The Home Depot is aiming for 85% of outdoor power equipment sales to be generated by items that run on rechargeable battery technology instead of gas by the end of 2028. The project is specifically focused on push lawn mowers and handheld outdoor equipment like leaf blowers and trimmers, and the transition is expected to reduce more than 2 million metric tons of greenhouse gases annually from exhaust pipes of residential lawn equipment.
The retailer will work to offer cordless outdoor power tools from brands such as Ryobi, Milwaukee, Makita and DeWalt in order to reach this goal.
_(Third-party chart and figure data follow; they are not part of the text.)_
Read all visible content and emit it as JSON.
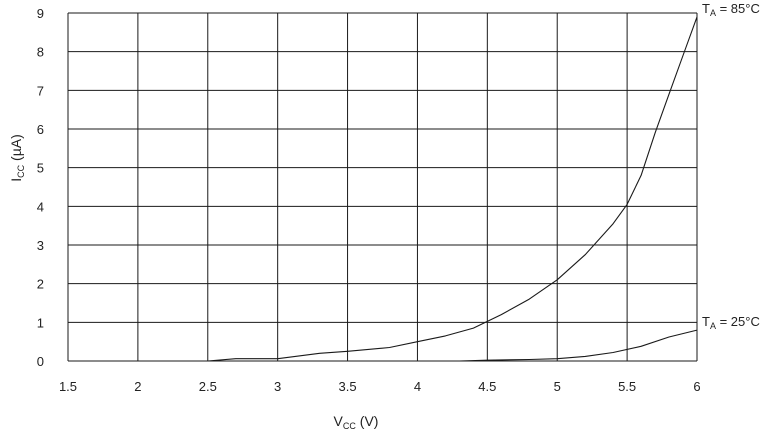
{
  "chart_data": {
    "type": "line",
    "xlabel": {
      "main": "V",
      "sub": "CC",
      "rest": " (V)"
    },
    "ylabel": {
      "main": "I",
      "sub": "CC",
      "rest": " (µA)"
    },
    "xlim": [
      1.5,
      6
    ],
    "ylim": [
      0,
      9
    ],
    "xticks": [
      "1.5",
      "2",
      "2.5",
      "3",
      "3.5",
      "4",
      "4.5",
      "5",
      "5.5",
      "6"
    ],
    "yticks": [
      "0",
      "1",
      "2",
      "3",
      "4",
      "5",
      "6",
      "7",
      "8",
      "9"
    ],
    "grid": true,
    "series": [
      {
        "label": {
          "main": "T",
          "sub": "A",
          "rest": " = 85°C"
        },
        "x": [
          1.8,
          2.0,
          2.5,
          2.7,
          3.0,
          3.3,
          3.5,
          3.8,
          4.0,
          4.2,
          4.4,
          4.6,
          4.8,
          5.0,
          5.2,
          5.4,
          5.5,
          5.6,
          5.7,
          5.8,
          5.9,
          6.0
        ],
        "y": [
          0.0,
          0.0,
          0.0,
          0.06,
          0.06,
          0.2,
          0.25,
          0.35,
          0.5,
          0.65,
          0.85,
          1.2,
          1.6,
          2.1,
          2.75,
          3.55,
          4.05,
          4.8,
          5.9,
          6.9,
          7.9,
          8.9
        ]
      },
      {
        "label": {
          "main": "T",
          "sub": "A",
          "rest": " = 25°C"
        },
        "x": [
          1.8,
          2.5,
          3.0,
          3.5,
          4.0,
          4.3,
          4.5,
          4.8,
          5.0,
          5.2,
          5.4,
          5.6,
          5.8,
          6.0
        ],
        "y": [
          0.0,
          0.0,
          0.0,
          0.0,
          0.0,
          0.0,
          0.02,
          0.04,
          0.06,
          0.12,
          0.22,
          0.38,
          0.62,
          0.8
        ]
      }
    ]
  }
}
Home Depot noted that these brands are committed to building rechargeable tools that match the power of gas-powered equipment with adequate run times while requiring less maintenance and producing less noise.
Industry data shows that using a gas-powered lawn mower for an hour creates as much air pollution as driving 300 miles in an average car, while running a gas-powered leaf blower for an hour creates the same number of emissions as a 1,100-mile drive — the distance from Los Angeles to Denver. Home Depot noted that its greatest environmental impact comes from these products, making the switch to battery-powered tools its biggest opportunity to help the company and its customers reduce their carbon impact.
“By innovating residential lawn equipment away from gas-powered combustible engines, we can help make our neighborhoods cleaner and quieter,” said Ron Jarvis, Chief Sustainability Officer for The Home Depot in a statement. “By working with our suppliers to bring innovative and sustainable products to every aisle of our store, we can help our customers create more sustainable homes and workplaces.”
Experts have noted that achieving sustainability is a long-term strategy, not just a single action. Home Depot is tackling the challenge on multiple fronts, and the retailer puts an emphasis on listening, researching and responding to new issues from workers across the company as well as outside parties.